Whilst nobody was looking, Mono became the most important framework in the world of games.

And I mean that with only a smidge more than my usual levels of hyperbole. It really is fantastically important, as far as game development goes.

I blogged a long time ago about its use inside EA’s multi-million-selling The Sims 3. And the massive performance gains in Second Life when they switched from their in-house scripting language to Mono are well documented. But I’m not talking about those, I’m talking about the now, the recent stuff.

First up is Unity 3D. Not to be confused with the Ubuntu user interface, Unity 3D is a proprietary game development tool which began life for Mac, and has now managed to become the single most popular game engine amongst smartphone developers. It targets a bunch of new platforms – not just Android and Windows and iOS, but in the new 4.0 release, Linux too for the first time. And every Unity 3D game is a Mono game – the core of Unity is a fork of Mono, which enables it to have the performance and ease of development which it does. A reasonably large percentage of the cross-platform games on Kickstarter, such as Wasteland 2 and Super Retro Squad, are cross-platform because Unity 3D makes it easy – and each of those games is powered by Mono.

However, I have better things to do today than gush about a proprietary tool. No, far more important are the Free ways to develop games. So today I’m going to talk about MonoGame.

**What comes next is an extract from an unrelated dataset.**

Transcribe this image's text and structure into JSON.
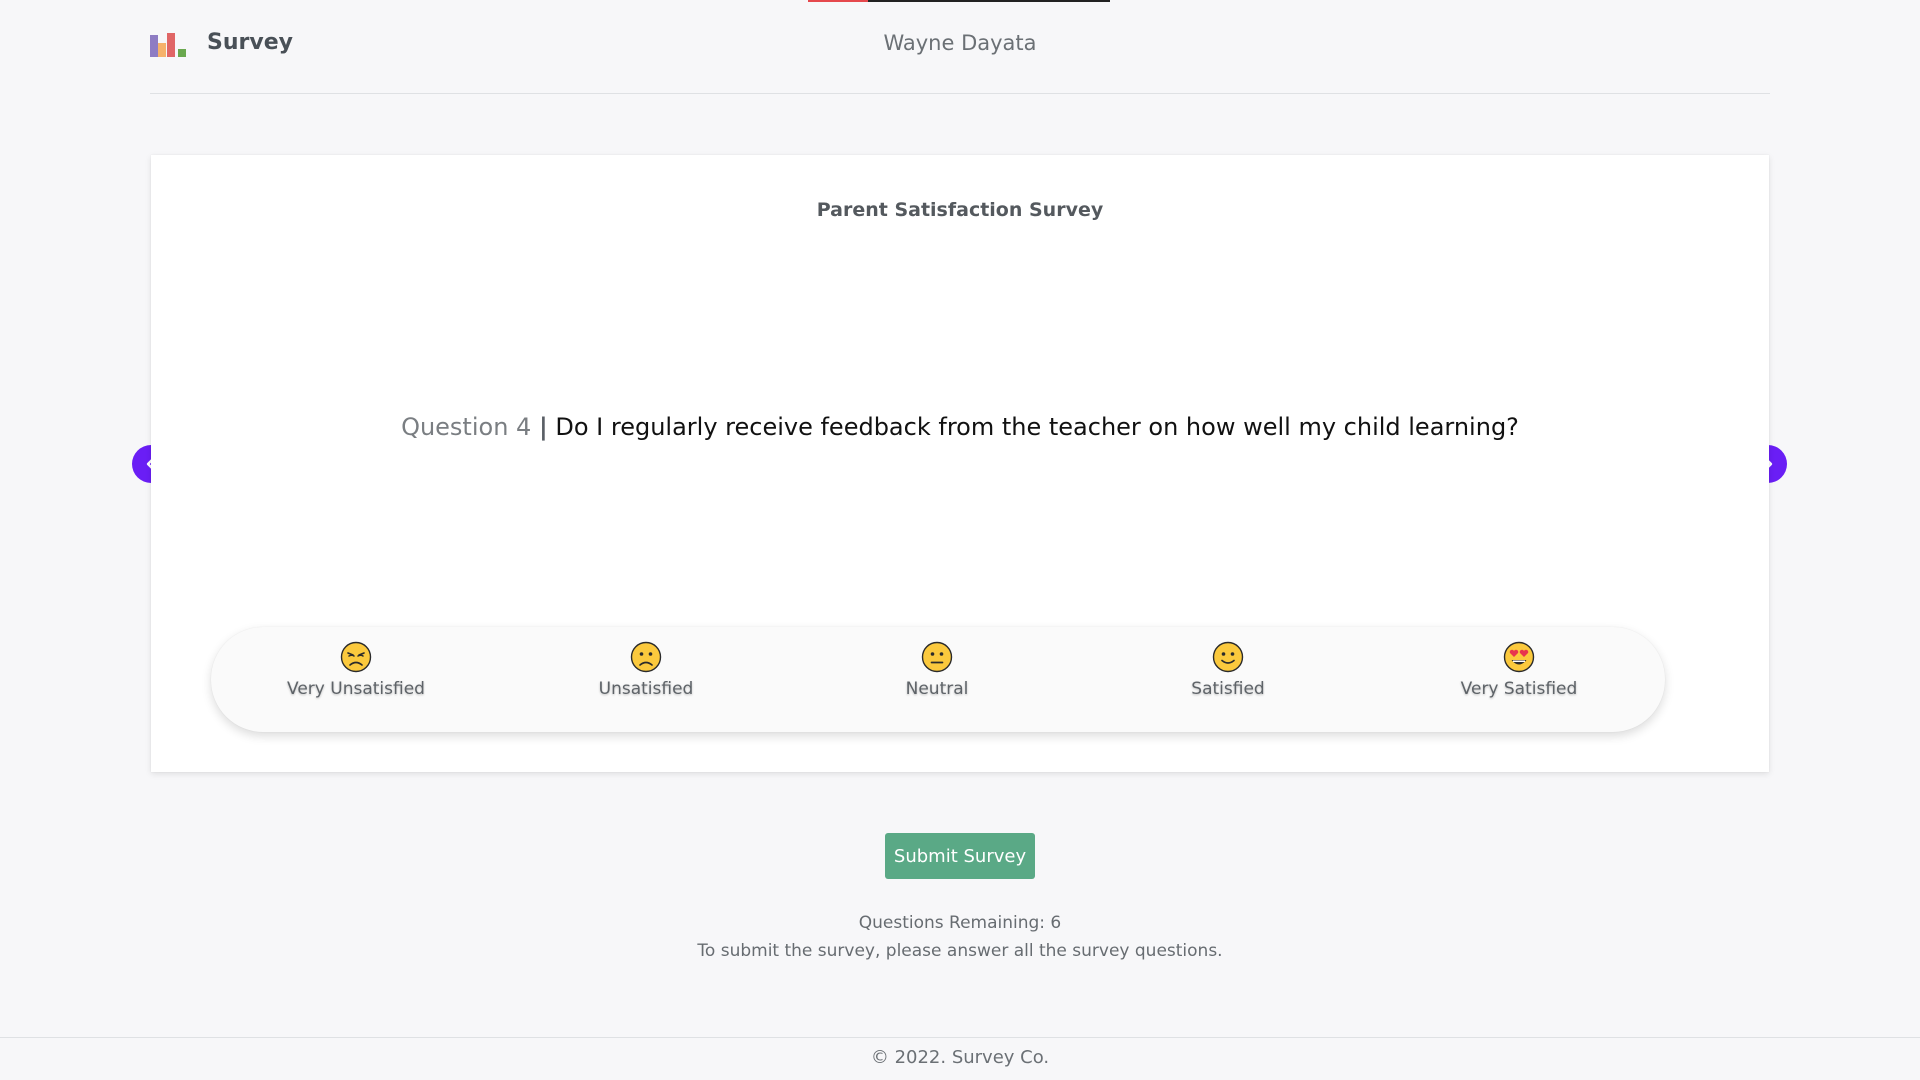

MonoGame is an implementation of Microsoft XNA – a high level framework for developing in .NET languages, originally designed to allow indie developers access to the Xbox 360. XNA covers many of the bases covered by SDL – sound, graphics, input, and so on, but can go onto platforms where SDL isn’t an option, such as the aforementioned Xbox 360. And with MonoGame, any game written for XNA is a game which can not only run on Microsoft’s approved platforms – Windows, Xbox 360, Windows Phone – but also on other platforms such as Mac OS X, iPhone, iPad, Android, and Linux. Cross-platform is good. More games are good. And MonoGame enables every Xbox 360 indie developer to throw a Linux port out of the door with a relative minimum of fuss. There are 2,521 games on the Xbox Live Indie Games store (games by individuals or small groups, with no major publisher) and each of those can become a game for Debian and Ubuntu with very little work. Not to mention the games with actual publishers (some portion of the 492 games on XBLA), not to mention the mobile games written for Windows Phone, Android and iOS. All of these developers have an easy route to Linux releases, as long as the effort remains low.

And with today’s publishing in the Debian archive of MonoGame 2.5.1, the effort is as low as can be.

Anyone who purchased the recent Humble Indie Bundle 5, and played Bastion, has seen MonoGame in action – Bastion began life as an XNA game for Xbox 360, and the Linux port was made possible only by MonoGame. Bastion’s 100+ industry awards should indicate the possibilities open to a creative mind with decent developer tools.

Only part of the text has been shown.